Dr. Daniel Nedelsecu, University of Oklahoma economics professor, will speak on behavioral economics at the Democratic Tyner Cornbread and Beans lunch at noon Friday at the West Wind Unitarian Universalist Congregation, 1309 W. Boyd St. in Norman. Optional cafeteria-style meal will start at 11:30 a.m. Overflow parking is available two doors east on the north end of the church parking lot on Berry Road and Boyd Street.
Nedelescu has a bachelor's degree in economics from his home country, Romania. After working a few years in industry, he went for a master's degree in economics at Central Michigan University. He received full financial aid for a Ph.D. program at McGill University in Canada and Purdue University. He chose Purdue University, based on the research interests of the faculties.

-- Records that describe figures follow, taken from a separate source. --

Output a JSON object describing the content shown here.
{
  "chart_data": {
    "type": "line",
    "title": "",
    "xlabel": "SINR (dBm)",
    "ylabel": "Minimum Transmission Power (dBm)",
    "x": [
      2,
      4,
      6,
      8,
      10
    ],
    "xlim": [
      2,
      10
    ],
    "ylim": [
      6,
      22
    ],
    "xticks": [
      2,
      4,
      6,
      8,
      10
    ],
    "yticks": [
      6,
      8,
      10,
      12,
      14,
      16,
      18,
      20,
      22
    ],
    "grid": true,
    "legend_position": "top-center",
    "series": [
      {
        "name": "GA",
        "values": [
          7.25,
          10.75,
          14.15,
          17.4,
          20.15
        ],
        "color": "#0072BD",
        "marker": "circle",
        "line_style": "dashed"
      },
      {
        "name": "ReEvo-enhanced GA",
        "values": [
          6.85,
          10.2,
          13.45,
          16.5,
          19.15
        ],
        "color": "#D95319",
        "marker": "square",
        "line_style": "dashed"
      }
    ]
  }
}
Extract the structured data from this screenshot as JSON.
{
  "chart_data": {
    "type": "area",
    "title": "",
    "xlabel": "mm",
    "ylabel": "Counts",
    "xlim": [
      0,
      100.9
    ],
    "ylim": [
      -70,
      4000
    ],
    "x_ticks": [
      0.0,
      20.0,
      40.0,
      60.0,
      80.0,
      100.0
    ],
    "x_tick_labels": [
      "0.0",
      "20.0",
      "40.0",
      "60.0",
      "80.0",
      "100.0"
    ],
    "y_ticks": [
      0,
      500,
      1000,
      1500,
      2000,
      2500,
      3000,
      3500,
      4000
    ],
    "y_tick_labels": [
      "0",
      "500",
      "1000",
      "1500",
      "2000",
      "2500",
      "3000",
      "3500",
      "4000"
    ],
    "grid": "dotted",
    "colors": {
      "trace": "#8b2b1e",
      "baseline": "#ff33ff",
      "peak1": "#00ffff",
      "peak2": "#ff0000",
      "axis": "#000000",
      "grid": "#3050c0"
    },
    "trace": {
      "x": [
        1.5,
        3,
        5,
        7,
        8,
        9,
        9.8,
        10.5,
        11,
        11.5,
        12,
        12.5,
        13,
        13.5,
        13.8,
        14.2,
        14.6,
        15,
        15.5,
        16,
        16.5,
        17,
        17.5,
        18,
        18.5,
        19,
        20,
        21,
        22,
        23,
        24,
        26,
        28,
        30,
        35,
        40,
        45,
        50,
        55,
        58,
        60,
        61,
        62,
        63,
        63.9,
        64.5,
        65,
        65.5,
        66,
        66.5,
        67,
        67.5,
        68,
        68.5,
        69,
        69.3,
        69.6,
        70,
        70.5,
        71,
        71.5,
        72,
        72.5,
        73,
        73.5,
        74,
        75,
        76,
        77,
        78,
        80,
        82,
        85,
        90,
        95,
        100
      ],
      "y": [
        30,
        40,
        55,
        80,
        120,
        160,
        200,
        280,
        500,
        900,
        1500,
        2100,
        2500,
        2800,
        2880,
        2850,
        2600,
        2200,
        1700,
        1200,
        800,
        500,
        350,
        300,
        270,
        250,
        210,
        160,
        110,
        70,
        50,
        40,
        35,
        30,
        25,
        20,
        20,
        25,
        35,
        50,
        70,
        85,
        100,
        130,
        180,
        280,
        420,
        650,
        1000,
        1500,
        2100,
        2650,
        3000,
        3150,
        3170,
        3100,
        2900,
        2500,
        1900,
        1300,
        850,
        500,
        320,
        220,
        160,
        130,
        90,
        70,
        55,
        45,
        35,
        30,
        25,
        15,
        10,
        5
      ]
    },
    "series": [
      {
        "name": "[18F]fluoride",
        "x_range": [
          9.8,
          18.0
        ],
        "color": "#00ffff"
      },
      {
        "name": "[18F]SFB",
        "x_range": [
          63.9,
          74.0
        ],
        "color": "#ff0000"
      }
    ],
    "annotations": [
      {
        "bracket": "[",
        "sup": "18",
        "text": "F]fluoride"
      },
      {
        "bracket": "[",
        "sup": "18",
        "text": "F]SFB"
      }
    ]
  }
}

At Purdue University, he worked with Dr. Tim Cason, a prominent professor in experimental economics (former president of experimental economics international association -- ESA, and former editor of the top experimental economic journal Experimental Economics). Cason continued the tradition started at Purdue University by Dr. Vernon Smith, who shared the Nobel Prize in Economics in 2002 with Dr. Daniel Hahnemann for contributions in experimental and behavioral economics.
After his graduation in 2013, Nedelscu received an offer to teach at the University of Oklahoma. Here, he taught a variety of courses from entry level (principle of microeconomics) to Ph.D. level (Microeconomics 1). In 2016, for the first time at OU, he introduced a class of behavioral and experimental economics.
In his research, he used an experimental approach to study how behavioral factors such as risk aversion, or inequality aversion, might change the theoretical prediction of the standard economic models.